MAN IS A SOCIAL ANIMAL said aristotle. Well, maybe. At least part of the time, in certain cultures.But you'd never know it, if you were born in the united states of america, and never traveled abroad.
In america, it is mandatory to marry, have children, divorce, and live alone with tinted car windows and screened phone calls. Second and third marriages are shorter than first marriages, and children become ping pong balls until they grow up and join the merry go round.
The average upper middle class american household contains three automobiles, four big screen television sets, seven cell phones, one microwave oven, no smart phones, eleven unidentifiable electronic entertainment devices,a carport (this is a special bedroom designed for and used exclusively by cars), a jacuzzy, a liquor cabinet, and less than one complete materialistic human being.
I have dozens of friends, accumulated over the years, mostly from childhood and high school, who have scattered all across the country. Many of them I haven't seen or talked to in twenty years. Every once in awhile I get in contact with them. I cannot recall one instance in which an old friend ever asked me anything about myself other than the perfunctory "how are you doing"?
By the time we conclude our joyous reunion, the only thing they know about me is that I am alive. And I know precious little about them, because they volunteer little, and the more questions I ask, the less interested they seem in describing their lives to me.
In many case I have no idea whether they are married, have childern, where they work,and what they do in their spare time, this after talking with them for an extended period of time.
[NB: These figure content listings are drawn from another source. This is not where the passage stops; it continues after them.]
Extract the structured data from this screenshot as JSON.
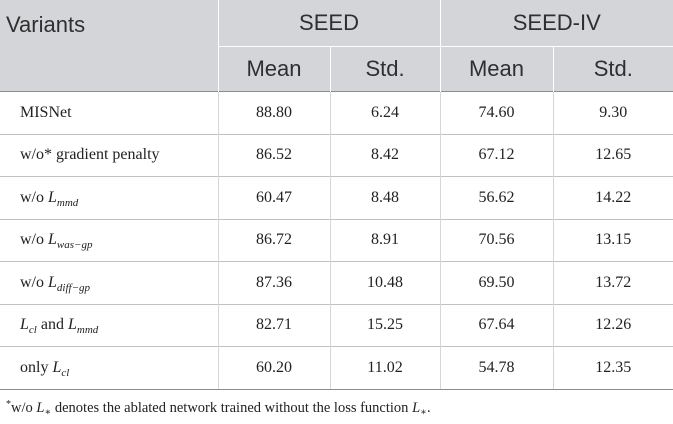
{
  "table": {
    "header": {
      "variants": "Variants",
      "groups": [
        "SEED",
        "SEED-IV"
      ],
      "sub": [
        "Mean",
        "Std.",
        "Mean",
        "Std."
      ]
    },
    "rows": [
      {
        "pre": "MISNet",
        "sym": "",
        "sub": "",
        "post": "",
        "sym2": "",
        "sub2": "",
        "vals": [
          "88.80",
          "6.24",
          "74.60",
          "9.30"
        ]
      },
      {
        "pre": "w/o* gradient penalty",
        "sym": "",
        "sub": "",
        "post": "",
        "sym2": "",
        "sub2": "",
        "vals": [
          "86.52",
          "8.42",
          "67.12",
          "12.65"
        ]
      },
      {
        "pre": "w/o ",
        "sym": "L",
        "sub": "mmd",
        "post": "",
        "sym2": "",
        "sub2": "",
        "vals": [
          "60.47",
          "8.48",
          "56.62",
          "14.22"
        ]
      },
      {
        "pre": "w/o ",
        "sym": "L",
        "sub": "was−gp",
        "post": "",
        "sym2": "",
        "sub2": "",
        "vals": [
          "86.72",
          "8.91",
          "70.56",
          "13.15"
        ]
      },
      {
        "pre": "w/o ",
        "sym": "L",
        "sub": "diff−gp",
        "post": "",
        "sym2": "",
        "sub2": "",
        "vals": [
          "87.36",
          "10.48",
          "69.50",
          "13.72"
        ]
      },
      {
        "pre": "",
        "sym": "L",
        "sub": "cl",
        "post": " and ",
        "sym2": "L",
        "sub2": "mmd",
        "vals": [
          "82.71",
          "15.25",
          "67.64",
          "12.26"
        ]
      },
      {
        "pre": "only ",
        "sym": "L",
        "sub": "cl",
        "post": "",
        "sym2": "",
        "sub2": "",
        "vals": [
          "60.20",
          "11.02",
          "54.78",
          "12.35"
        ]
      }
    ]
  },
  "footnote": {
    "mark": "*",
    "a": "w/o ",
    "sym": "L",
    "sub": "∗",
    "b": " denotes the ablated network trained without the loss function ",
    "sym2": "L",
    "sub2": "∗",
    "c": "."
  }
}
We are all caught up in our own lives, and have little energy left over with which to absorb information about others.
The term "self centered" usually is intended as a negative description. It really shouldn't be, because if one does not center one's life on one's self, then what? to be self centered is to be healthy and normal, to be "self absorbed", which implies an absence of others in one's thoughts, is a disease which permeates our culture of the individual.
My friend from china once said to me "you americans are the loneliest people in the world. You care more about your dogs and cats than you do each other". He is quite correct of course, but there is nothing wrong about that, as long as we care a great deal about our dogs and cats, and everyone else isn't too terribly far behind.